Patients with brain metastases, organ dysfunction, prior or concurrent malignancies, and non-clear cell histology are commonly ineligible for mRCC RCTs. As might be expected, clinical outcomes in patients who were ineligible for phase III trials have been reported to be inferior compared with those patients who met eligibility criteria [
20,
64‐
66]. Reported mPFS of trial-eligible versus trial-ineligible patients with mRCC receiving targeted treatment ranged from 8.6 to 11.0 and from 5.2 to 6.5 months, respectively [
20,
64,
65]. The difference in reported mOS appeared to be more substantial, with trial-eligible mOS ranging from 26.0 to 29.2 months compared with 8.5–14.6 months in trial-ineligible patients [
20,
64‐
66]. Exclusion of these patient groups from RCTs can make it difficult for clinicians to make informed decisions on the optimal course of treatment as well as manage patient outcome expectations. Our results primarily apply to patients with clear cell histology, with all but one RCT (RECORD-3) excluding patients with non-clear cell RCC. The majority of RWD studies predominantly consisted of patients with clear cell histology (approximately > 80% of patients), although a minority of patients with other histologies were also included. Non-clear cell mRCC is generally less responsive to VEGF-targeted therapy than clear cell mRCC; however, reported mPFS values for sunitinib range from 6.1 to 8.3 months [
67], which overlap with the combined confidence estimates reported in our study. The sunitinib global expanded-access trial reported that patients with mRCC and brain metastases had an mPFS of 5.3 months [
63]. Although this falls outside of our combined confidence estimate, it is still likely to represent a clinically meaningful response in this group of patients.
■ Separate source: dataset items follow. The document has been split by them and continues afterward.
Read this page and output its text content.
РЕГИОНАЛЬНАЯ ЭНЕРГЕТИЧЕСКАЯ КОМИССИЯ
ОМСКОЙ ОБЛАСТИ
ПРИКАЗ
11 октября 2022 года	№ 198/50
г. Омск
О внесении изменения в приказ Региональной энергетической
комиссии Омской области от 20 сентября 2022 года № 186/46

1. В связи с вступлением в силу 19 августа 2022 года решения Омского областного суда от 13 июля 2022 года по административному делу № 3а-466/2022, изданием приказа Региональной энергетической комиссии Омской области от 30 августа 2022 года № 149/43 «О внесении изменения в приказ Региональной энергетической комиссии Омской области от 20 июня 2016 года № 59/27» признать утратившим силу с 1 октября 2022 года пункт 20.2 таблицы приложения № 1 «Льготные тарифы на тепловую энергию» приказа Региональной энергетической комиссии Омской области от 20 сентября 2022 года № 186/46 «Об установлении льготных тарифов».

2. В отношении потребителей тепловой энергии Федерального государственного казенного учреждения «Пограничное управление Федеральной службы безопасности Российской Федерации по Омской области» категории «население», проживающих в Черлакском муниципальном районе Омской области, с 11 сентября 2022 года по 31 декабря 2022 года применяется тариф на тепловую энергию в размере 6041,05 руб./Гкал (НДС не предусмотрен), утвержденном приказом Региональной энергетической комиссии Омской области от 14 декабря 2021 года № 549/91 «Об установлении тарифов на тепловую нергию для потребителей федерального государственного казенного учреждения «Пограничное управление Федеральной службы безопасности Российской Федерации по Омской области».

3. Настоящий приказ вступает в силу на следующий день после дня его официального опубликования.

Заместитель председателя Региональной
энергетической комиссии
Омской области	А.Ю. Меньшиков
The main strengths of our study are the pre-specified systematic literature review and meta-analysis, which used the novel approach of combining RCT data and RWD to address the common problem of generalizability associated with RCTs. In addition, there was no evidence of publication bias and sensitivity analyses showed little variation compared with the overall estimates. Although accounted for in the meta-analysis random effects model, the high level of heterogeneity in study design is the main limitation of our study. Approaches to dosing strategy, the timing of study assessments, and variation in cohort characteristics differed considerably. Selection criteria specifically restricted patients to those who received first-line sunitinib treatment; however, it is possible that some RWD studies did not consider previous cytokine therapy as previous targeted therapy. Patients previously treated with cytokines were not included in our analysis when this information was provided in the published papers. Missing data and associated imputations from RWD studies may have also been a source of error. For example, a RWD study by De Groot et al. reported an mOS of 6.8 months in patients treated with sunitinib, which was substantially lower than all other reported values. Missing data from this registry-based study meant that patients who were not eligible might have been included in the analysis [
39]. As may be expected, patient demographics and baseline clinical features in RWD studies were of greater heterogeneity than in RCTs. These studies may more accurately represent those seen in everyday clinical practice than RCTs; however, there were still relatively few data on patients aged ≥ 70 years. Although it was not the aim of this analysis to differentiate outcomes by co-morbidities, it should be noted that real-world efficacy data are very limited for first-line sunitinib treatment in patients with chronic kidney disease or other co-morbidities. Furthermore, data on measurable disease (by RECIST) and adequate organ function may be missing from some sources of RWD [
39], making interpretation of mPFS and ORR difficult. Lastly, there was inconsistency between studies in the detail reported for the methods used to assess efficacy.